All in all, The Expendables 2 is a sizeable step in the right direction and an enjoyable night out for any action movie buff. The follow-up effort seems more streamlined, and while it’s not a particularly smart film, it delivers on the promise of action cinema that is built around aging stars coming together to relive their glory years. While it’s not the best action flick of the year—that designation would belong to The Raid—its got some balls on it, and maybe if they had added a bit of subtext, where the action is allowed to serve both theme and character, it would have reached the level of greatness that it undoubtedly wished to achieve.

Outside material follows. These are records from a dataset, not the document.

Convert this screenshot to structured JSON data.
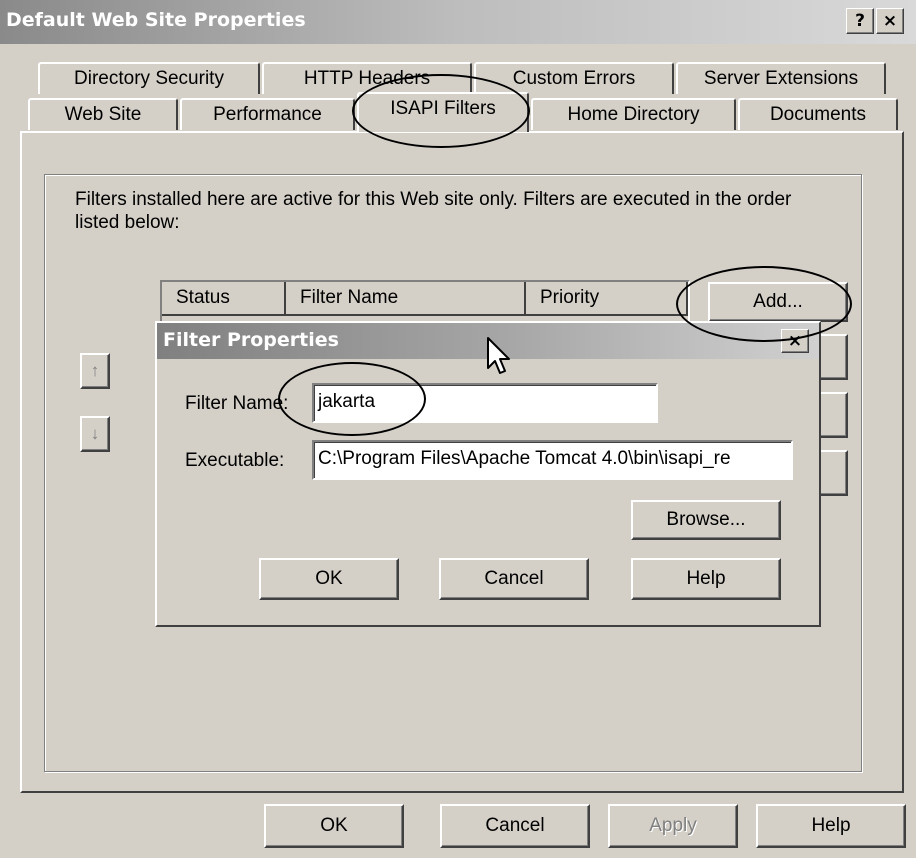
{
  "window": {
    "title": "Default Web Site Properties",
    "help_glyph": "?",
    "close_glyph": "×"
  },
  "tabs_back": [
    "Directory Security",
    "HTTP Headers",
    "Custom Errors",
    "Server Extensions"
  ],
  "tabs_front": [
    "Web Site",
    "Performance",
    "ISAPI Filters",
    "Home Directory",
    "Documents"
  ],
  "active_tab": "ISAPI Filters",
  "filters": {
    "description": "Filters installed here are active for this Web site only. Filters are executed in the order listed below:",
    "columns": [
      "Status",
      "Filter Name",
      "Priority"
    ],
    "add_label": "Add...",
    "move_up_glyph": "↑",
    "move_down_glyph": "↓"
  },
  "dialog": {
    "title": "Filter Properties",
    "close_glyph": "×",
    "filter_name_label": "Filter Name:",
    "filter_name_value": "jakarta",
    "executable_label": "Executable:",
    "executable_value": "C:\\Program Files\\Apache Tomcat 4.0\\bin\\isapi_re",
    "browse_label": "Browse...",
    "ok_label": "OK",
    "cancel_label": "Cancel",
    "help_label": "Help"
  },
  "footer": {
    "ok_label": "OK",
    "cancel_label": "Cancel",
    "apply_label": "Apply",
    "help_label": "Help"
  }
}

*Those who know me well also know that this version still comes out a fair amount. Maybe too much, one could argue. But I just think they’re jealous.

** A plot device in the form of some goal, desired object, or other motivator that the protagonist (and sometimes the antagonist) is willing to do and sacrifice almost anything to pursue, often with little or no narrative explanation as to why it is considered so desirable.